Ao olharmos para a forma como Ana Fontes organiza os seus cadernos, fica-nos a certeza de que muito diferente teria sido o seu futuro, tivessem sido outras as condições do berço em que nasceu. Para além de escrever numa letra legível e bem desenhada (de quem tem a pretensão de vir a ser lida), preocupa-se com a elaboração de um prefácio que, em jeito de introdução, explica o objetivo dos conteúdos sobre os quais se propõe escrever. Define-se como analfabeta, sem que isso represente uma diminuição das suas capacidades, já que tem perfeita consciência do que faz e de como o faz: «Eu não tenho estudo de qualquer espécie, tenho apenas a terceira classe do ensino primário, nasci em bom terreno e cresci normalmente, mas esse terreno nunca foi adubado, nem cuidado no tempo primitivo, e tudo à minha volta eram espinhos e abrólhos, a terra era barrenta e selada»[6].

Os cadernos encontram-se datados, divididos por capítulos, as páginas e as quadras numeradas, pese embora uma ou outra falha na contagem (repetição de números), próprio de quem escreve de forma repentista e nas condições em que o fazia - noite dentro, à luz de uma candeia ou de candeeiro a petróleo.

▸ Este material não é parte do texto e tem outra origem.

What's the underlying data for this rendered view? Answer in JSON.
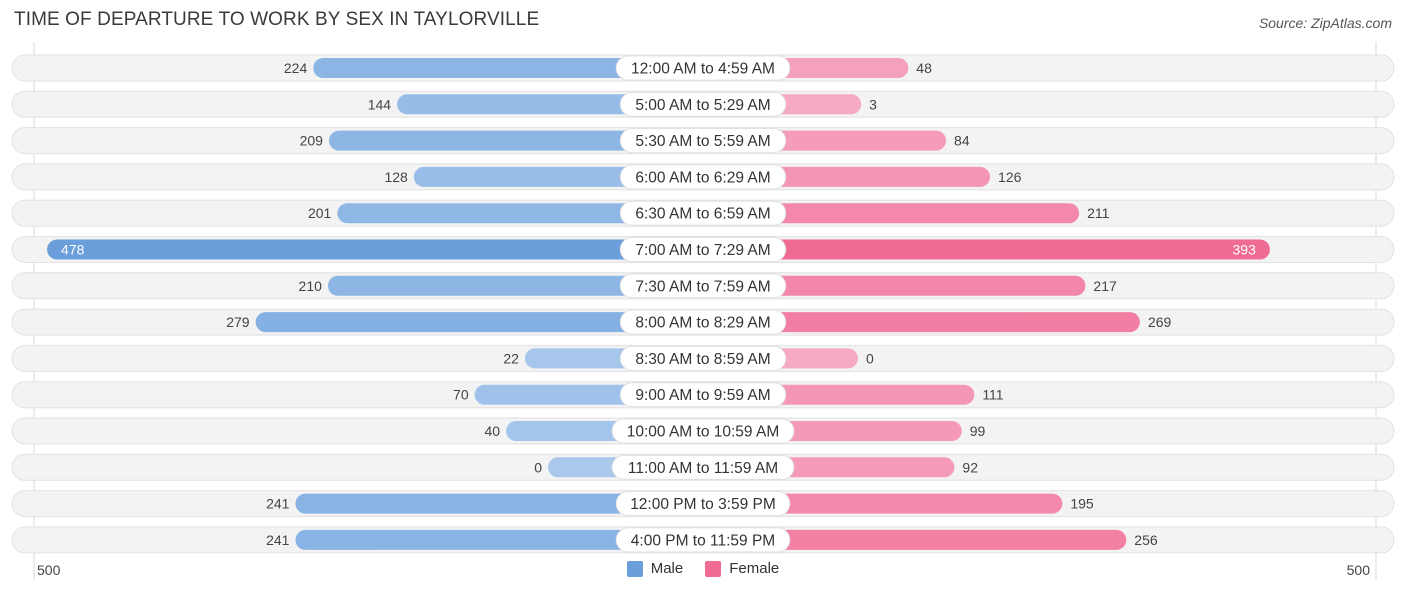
{
  "header": {
    "title": "TIME OF DEPARTURE TO WORK BY SEX IN TAYLORVILLE",
    "source": "Source: ZipAtlas.com"
  },
  "colors": {
    "male": "#6a9fdc",
    "male_light": "#a9c8ec",
    "female": "#f06b94",
    "female_light": "#f6a9c3",
    "row_bg": "#f3f3f3"
  },
  "chart_data": {
    "type": "bar",
    "orientation": "horizontal-diverging",
    "title": "TIME OF DEPARTURE TO WORK BY SEX IN TAYLORVILLE",
    "categories": [
      "12:00 AM to 4:59 AM",
      "5:00 AM to 5:29 AM",
      "5:30 AM to 5:59 AM",
      "6:00 AM to 6:29 AM",
      "6:30 AM to 6:59 AM",
      "7:00 AM to 7:29 AM",
      "7:30 AM to 7:59 AM",
      "8:00 AM to 8:29 AM",
      "8:30 AM to 8:59 AM",
      "9:00 AM to 9:59 AM",
      "10:00 AM to 10:59 AM",
      "11:00 AM to 11:59 AM",
      "12:00 PM to 3:59 PM",
      "4:00 PM to 11:59 PM"
    ],
    "series": [
      {
        "name": "Male",
        "values": [
          224,
          144,
          209,
          128,
          201,
          478,
          210,
          279,
          22,
          70,
          40,
          0,
          241,
          241
        ]
      },
      {
        "name": "Female",
        "values": [
          48,
          3,
          84,
          126,
          211,
          393,
          217,
          269,
          0,
          111,
          99,
          92,
          195,
          256
        ]
      }
    ],
    "xlim": [
      -500,
      500
    ],
    "axis_labels": {
      "left": "500",
      "right": "500"
    },
    "legend": {
      "placement": "bottom-center",
      "entries": [
        "Male",
        "Female"
      ]
    },
    "grid": false
  }
}
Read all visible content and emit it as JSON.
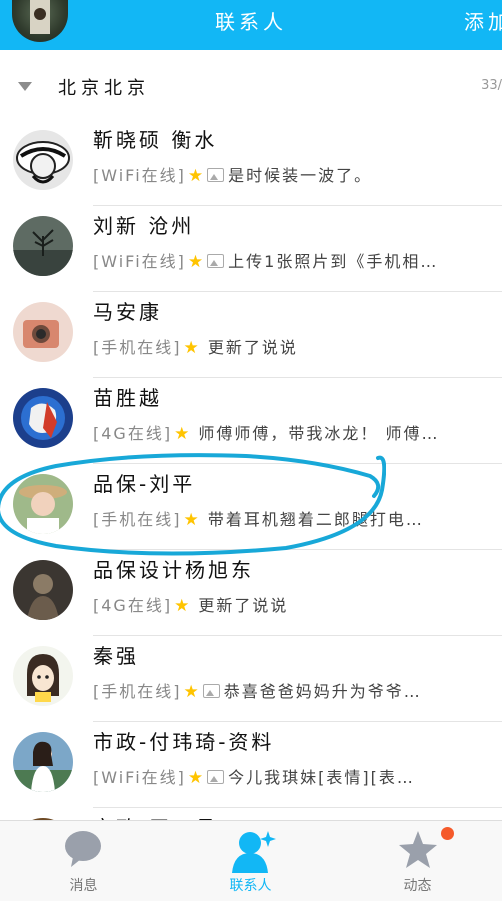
{
  "header": {
    "title": "联系人",
    "add_label": "添加"
  },
  "group": {
    "name": "北京北京",
    "count": "33/"
  },
  "contacts": [
    {
      "name": "靳晓硕 衡水",
      "online": "[WiFi在线]",
      "has_pic": true,
      "message": "是时候装一波了。"
    },
    {
      "name": "刘新 沧州",
      "online": "[WiFi在线]",
      "has_pic": true,
      "message": "上传1张照片到《手机相…"
    },
    {
      "name": "马安康",
      "online": "[手机在线]",
      "has_pic": false,
      "message": "更新了说说"
    },
    {
      "name": "苗胜越",
      "online": "[4G在线]",
      "has_pic": false,
      "message": "师傅师傅，带我冰龙！ 师傅…"
    },
    {
      "name": "品保-刘平",
      "online": "[手机在线]",
      "has_pic": false,
      "message": "带着耳机翘着二郎腿打电…"
    },
    {
      "name": "品保设计杨旭东",
      "online": "[4G在线]",
      "has_pic": false,
      "message": "更新了说说"
    },
    {
      "name": "秦强",
      "online": "[手机在线]",
      "has_pic": true,
      "message": "恭喜爸爸妈妈升为爷爷…"
    },
    {
      "name": "市政-付玮琦-资料",
      "online": "[WiFi在线]",
      "has_pic": true,
      "message": "今儿我琪妹[表情][表…"
    },
    {
      "name": "市政-王二月",
      "online": "",
      "has_pic": false,
      "message": ""
    }
  ],
  "tabs": [
    {
      "label": "消息",
      "icon": "chat-bubble-icon",
      "active": false
    },
    {
      "label": "联系人",
      "icon": "contacts-person-icon",
      "active": true
    },
    {
      "label": "动态",
      "icon": "star-icon",
      "active": false
    }
  ],
  "colors": {
    "accent": "#12b7f5",
    "star": "#ffc400",
    "annotation": "#18a8d8",
    "badge": "#f55a2a"
  }
}
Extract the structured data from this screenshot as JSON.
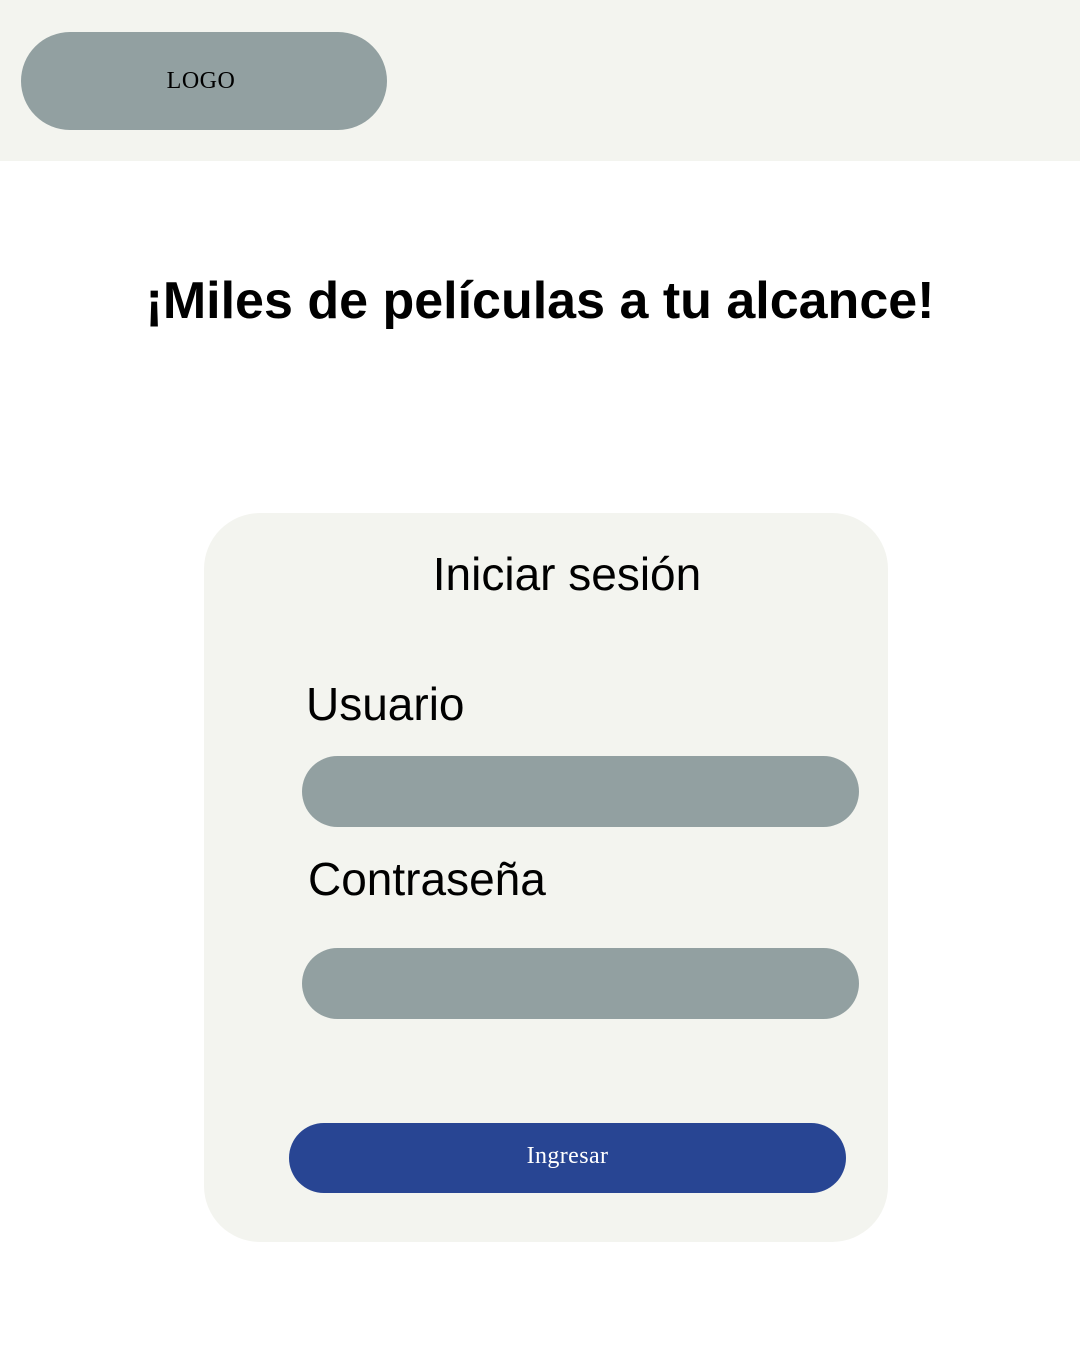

Considerando a temática deste Congresso, ganham particular destaque os seguintes cadernos: A Voz do Emigrante, 1986 (189 quadras), uma reflexão sobre os conflitos interiores dos açorianos que habitam a fronteira entre a conjugação de dois verbos: partir e ficar; A vida no século XX, 1988, cerca de mil e quinhentas quadras em que faz a narrativa completa da sua vida pessoal e familiar, inserida no contexto social de uma época a que não faltam todos os pormenores; a segunda parte do caderno Histórias Reais de Mortes, 1988 (321 quadras) em que conta a saga de um casal de emigrantes  - José e Adelina Chaves - que partiu para a América em 1968; Casas Branquinhas, 1988 (204 quadras), que mais não são do que casas de memória, abandonadas pelos que emigram e, por último, Diário[7], (Diário pessoal de Ana Fontes de 68 anos, natural de Sta Maria, Açores, no qual descreve pormenorizadamente a viagem que realizou nos anos 90 aos E.U.A., país onde tem 3 gerações de família emigrada, 84 membros). Col. particular de Ana Fontes, Açores, 14 de Janeiro de1999.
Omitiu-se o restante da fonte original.